Once the instruction stream has been parsed, each sampler-image pairing is traced back through the load results to their original variables. From there, the variables are used to create a mapping from sampler binding locations to the image binding locations they are used with.

cpp

std::unordered_map<BindingLocation, std::vector<BindingLocation>> sampler_to_images;
for (const auto& [sampler_load, image_loads] : sampler_load_to_image_loads) {
    std::uint32_t sampler_variable = load_to_variable[sampler_load];
    const BindingLocation& sampler_location = variable_to_binding_location[sampler_variable];
    
    std::vector<BindingLocation>& image_locations = sampler_to_images[sampler_location];
    for (std::uint32_t image_load : image_loads) {
        std::uint32_t image_variable = load_to_variable[image_load];
        const BindingLocation& image_location = variable_to_binding_location[image_variable];
        
        image_locations.emplace_back(image_location);
    }
}

At frame compilation time, the render graph resolves which resources are bound to which descriptor slots. Samplers are instantiated lazily, using the sampler_to_images map to determine what format the border color should use. This is also a good opportunity to catch errors early: if the same sampler is used with images of incompatible formats, this can be surfaced here rather than manifesting as corrupted rendering later.

This also means that the sampler format can be determined internally, without exposing it as a user-facing parameter. In a graphics API-agnostic renderer (or one that doesn’t use Vulkan), requiring such a parameter wouldn’t make much sense anyway.

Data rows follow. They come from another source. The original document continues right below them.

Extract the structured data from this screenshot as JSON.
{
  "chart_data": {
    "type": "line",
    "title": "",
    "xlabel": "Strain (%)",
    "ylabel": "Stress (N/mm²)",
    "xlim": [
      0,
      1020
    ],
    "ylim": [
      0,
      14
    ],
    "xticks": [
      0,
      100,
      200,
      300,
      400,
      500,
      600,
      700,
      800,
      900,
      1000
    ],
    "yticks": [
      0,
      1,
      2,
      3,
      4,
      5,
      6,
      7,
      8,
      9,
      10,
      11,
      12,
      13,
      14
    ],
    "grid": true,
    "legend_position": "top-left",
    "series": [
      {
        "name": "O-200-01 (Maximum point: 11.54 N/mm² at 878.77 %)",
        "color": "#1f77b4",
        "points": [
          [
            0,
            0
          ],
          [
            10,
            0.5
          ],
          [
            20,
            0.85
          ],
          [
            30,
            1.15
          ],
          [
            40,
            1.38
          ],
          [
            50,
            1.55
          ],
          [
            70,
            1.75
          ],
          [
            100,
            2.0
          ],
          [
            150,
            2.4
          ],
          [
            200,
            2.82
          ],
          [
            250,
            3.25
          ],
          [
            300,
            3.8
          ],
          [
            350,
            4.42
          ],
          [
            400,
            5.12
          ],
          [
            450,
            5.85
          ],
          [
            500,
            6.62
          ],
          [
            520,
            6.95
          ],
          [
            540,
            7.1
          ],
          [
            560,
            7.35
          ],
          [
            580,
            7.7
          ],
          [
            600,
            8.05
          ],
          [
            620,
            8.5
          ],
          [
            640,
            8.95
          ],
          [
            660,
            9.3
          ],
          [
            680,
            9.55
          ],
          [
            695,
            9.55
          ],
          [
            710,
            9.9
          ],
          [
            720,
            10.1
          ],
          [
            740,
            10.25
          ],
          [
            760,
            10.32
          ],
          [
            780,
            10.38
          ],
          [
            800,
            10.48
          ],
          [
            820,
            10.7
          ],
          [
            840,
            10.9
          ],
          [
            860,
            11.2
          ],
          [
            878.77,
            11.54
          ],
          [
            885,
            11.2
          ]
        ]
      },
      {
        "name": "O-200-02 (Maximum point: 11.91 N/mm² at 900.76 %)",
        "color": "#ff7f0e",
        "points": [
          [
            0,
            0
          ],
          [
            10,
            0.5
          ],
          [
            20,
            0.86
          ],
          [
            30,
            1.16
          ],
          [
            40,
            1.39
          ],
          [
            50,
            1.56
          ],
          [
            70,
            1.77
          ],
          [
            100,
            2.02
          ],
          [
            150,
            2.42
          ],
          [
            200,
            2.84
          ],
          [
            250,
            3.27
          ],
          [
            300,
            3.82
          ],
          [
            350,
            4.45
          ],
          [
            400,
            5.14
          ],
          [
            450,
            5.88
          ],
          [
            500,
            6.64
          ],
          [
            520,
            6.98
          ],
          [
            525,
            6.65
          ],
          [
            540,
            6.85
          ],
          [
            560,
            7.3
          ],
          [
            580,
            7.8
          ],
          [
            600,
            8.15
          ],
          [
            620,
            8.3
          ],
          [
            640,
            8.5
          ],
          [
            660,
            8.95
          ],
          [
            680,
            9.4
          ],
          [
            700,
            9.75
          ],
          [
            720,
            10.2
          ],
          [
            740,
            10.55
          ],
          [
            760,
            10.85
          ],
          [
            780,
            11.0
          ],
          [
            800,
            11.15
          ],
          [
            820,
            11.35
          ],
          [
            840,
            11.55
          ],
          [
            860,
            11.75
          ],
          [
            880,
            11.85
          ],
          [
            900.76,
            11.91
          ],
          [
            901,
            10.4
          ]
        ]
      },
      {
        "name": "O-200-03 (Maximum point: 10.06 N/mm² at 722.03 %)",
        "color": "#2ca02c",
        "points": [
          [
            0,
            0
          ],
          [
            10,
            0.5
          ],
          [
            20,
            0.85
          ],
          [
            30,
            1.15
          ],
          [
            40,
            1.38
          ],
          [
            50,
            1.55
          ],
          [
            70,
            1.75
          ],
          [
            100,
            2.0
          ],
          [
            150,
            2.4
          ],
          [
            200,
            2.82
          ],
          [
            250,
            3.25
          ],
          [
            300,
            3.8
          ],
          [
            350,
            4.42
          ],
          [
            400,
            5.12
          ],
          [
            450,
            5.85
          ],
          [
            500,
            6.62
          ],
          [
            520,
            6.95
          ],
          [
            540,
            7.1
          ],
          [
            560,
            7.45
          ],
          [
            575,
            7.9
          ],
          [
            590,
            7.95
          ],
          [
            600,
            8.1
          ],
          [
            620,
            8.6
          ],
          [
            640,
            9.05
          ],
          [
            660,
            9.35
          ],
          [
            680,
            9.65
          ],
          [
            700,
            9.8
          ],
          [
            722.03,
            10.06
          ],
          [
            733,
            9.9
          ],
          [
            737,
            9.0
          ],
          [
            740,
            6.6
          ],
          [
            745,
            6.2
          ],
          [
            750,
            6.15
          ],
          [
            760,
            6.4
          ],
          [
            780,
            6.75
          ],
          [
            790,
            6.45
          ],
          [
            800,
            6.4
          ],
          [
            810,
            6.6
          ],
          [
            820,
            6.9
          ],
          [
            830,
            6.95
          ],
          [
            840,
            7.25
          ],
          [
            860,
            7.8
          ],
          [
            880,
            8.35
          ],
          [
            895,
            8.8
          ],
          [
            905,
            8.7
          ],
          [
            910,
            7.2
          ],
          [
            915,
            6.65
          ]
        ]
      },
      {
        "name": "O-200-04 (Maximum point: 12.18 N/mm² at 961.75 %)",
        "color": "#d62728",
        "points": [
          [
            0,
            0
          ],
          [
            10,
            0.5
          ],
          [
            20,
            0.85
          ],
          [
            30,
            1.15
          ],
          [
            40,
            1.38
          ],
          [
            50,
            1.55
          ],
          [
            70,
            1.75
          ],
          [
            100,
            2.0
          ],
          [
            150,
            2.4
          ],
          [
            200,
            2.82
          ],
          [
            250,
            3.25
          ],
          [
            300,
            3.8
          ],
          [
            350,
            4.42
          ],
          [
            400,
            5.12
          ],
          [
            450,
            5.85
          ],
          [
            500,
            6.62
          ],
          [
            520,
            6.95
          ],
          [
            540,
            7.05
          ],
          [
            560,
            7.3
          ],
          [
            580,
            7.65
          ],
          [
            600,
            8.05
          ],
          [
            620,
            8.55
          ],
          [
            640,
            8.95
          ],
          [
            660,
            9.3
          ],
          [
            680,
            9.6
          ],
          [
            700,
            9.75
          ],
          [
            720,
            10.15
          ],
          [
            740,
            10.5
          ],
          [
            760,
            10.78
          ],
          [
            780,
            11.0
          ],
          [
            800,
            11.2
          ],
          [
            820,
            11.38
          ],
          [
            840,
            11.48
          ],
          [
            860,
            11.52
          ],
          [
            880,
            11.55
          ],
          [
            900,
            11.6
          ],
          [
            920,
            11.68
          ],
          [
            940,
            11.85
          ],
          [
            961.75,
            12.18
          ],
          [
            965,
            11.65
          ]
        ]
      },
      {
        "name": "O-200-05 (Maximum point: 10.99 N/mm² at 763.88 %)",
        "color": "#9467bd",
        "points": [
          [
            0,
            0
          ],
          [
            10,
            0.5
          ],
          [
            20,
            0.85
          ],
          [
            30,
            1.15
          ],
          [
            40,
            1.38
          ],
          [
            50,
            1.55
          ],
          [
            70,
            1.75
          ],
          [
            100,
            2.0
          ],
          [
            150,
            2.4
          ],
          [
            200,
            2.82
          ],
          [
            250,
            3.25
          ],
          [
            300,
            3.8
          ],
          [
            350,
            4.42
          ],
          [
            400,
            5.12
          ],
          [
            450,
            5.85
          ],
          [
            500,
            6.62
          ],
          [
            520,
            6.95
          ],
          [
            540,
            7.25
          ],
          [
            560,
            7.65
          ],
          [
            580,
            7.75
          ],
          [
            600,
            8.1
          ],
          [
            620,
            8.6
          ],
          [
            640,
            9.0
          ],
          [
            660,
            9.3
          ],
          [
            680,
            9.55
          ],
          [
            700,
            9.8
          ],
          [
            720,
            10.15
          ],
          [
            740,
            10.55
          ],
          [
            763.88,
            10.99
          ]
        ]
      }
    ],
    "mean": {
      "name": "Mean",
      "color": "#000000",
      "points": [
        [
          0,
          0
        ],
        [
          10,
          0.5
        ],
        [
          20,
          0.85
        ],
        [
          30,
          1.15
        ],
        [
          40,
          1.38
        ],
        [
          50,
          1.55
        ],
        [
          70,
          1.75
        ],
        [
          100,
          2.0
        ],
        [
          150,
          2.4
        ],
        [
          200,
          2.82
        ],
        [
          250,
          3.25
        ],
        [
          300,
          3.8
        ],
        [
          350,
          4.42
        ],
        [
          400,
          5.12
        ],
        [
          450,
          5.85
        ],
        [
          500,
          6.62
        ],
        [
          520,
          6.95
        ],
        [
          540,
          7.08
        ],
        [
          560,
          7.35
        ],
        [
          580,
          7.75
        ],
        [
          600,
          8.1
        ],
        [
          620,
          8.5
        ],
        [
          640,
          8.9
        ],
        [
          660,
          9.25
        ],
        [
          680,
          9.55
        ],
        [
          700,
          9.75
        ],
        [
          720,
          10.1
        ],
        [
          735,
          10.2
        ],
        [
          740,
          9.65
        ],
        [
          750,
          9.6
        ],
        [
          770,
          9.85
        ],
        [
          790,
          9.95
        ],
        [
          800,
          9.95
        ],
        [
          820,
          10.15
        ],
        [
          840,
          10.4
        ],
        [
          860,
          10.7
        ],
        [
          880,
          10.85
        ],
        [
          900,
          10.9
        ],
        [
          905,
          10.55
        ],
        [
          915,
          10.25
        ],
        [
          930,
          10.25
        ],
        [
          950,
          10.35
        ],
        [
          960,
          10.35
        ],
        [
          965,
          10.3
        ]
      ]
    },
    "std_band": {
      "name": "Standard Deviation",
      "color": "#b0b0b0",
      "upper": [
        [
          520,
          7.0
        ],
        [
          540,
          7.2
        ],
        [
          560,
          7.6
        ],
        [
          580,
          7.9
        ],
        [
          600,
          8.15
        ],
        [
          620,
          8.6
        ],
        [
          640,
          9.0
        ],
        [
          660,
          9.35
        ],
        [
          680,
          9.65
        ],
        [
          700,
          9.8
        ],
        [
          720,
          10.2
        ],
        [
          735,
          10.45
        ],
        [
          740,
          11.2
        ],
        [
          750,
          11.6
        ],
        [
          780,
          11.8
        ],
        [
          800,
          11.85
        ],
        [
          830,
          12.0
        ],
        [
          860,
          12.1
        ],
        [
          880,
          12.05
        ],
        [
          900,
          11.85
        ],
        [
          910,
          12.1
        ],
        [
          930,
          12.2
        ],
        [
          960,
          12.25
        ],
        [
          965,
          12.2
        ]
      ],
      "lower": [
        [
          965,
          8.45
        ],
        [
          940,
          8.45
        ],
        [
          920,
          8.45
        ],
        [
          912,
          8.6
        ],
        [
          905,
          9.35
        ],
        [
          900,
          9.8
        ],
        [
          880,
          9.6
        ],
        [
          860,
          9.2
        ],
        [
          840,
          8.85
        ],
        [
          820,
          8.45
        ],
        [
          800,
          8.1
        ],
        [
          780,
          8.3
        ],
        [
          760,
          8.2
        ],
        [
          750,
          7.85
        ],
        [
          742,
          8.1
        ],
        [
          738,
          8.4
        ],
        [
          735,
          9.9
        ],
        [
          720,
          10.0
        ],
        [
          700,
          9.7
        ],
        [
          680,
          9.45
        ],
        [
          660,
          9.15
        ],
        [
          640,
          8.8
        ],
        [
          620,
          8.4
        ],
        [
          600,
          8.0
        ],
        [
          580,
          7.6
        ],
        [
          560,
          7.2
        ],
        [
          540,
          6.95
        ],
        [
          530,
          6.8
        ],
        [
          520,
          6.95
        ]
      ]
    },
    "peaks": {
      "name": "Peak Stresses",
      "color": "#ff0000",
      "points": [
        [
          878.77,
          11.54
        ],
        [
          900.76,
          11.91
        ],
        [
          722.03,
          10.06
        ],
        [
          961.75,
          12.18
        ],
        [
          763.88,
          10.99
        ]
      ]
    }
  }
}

This makes configuring samplers from the user’s perspective much nicer:

cpp

struct SamplerDescription {
    FilterMode min_filter = FilterMode::Linear;
    FilterMode mag_filter = FilterMode::Linear;
    MipMode mip_mode = MipMode::Linear;
    AddressMode address_mode_u = AddressMode::Repeat;
    AddressMode address_mode_v = AddressMode::Repeat;
    AddressMode address_mode_w = AddressMode::Repeat;
    
    ClearValue border_color = Color(0.0f, 0.0f, 0.0f);
    // No format!
    float min_lod = 0.0f;
    float max_lod = std::numeric_limits<float>::max();
    
    std::uint32_t max_anisotropy_sample_count = 0;
    std::optional<CompareOp> depth_compare_op;  // For depth samplers
};

The correct VkBorderColor variant and VkClearColorValue member are derived automatically from the image format during sampler initialization, with VK_EXT_custom_border_color used unconditionally to sidestep the predefined constant pitfalls for depth/stencil images described earlier.

The best part? Any renderer that already compiles shader modules to SPIR-V basically gets this for free.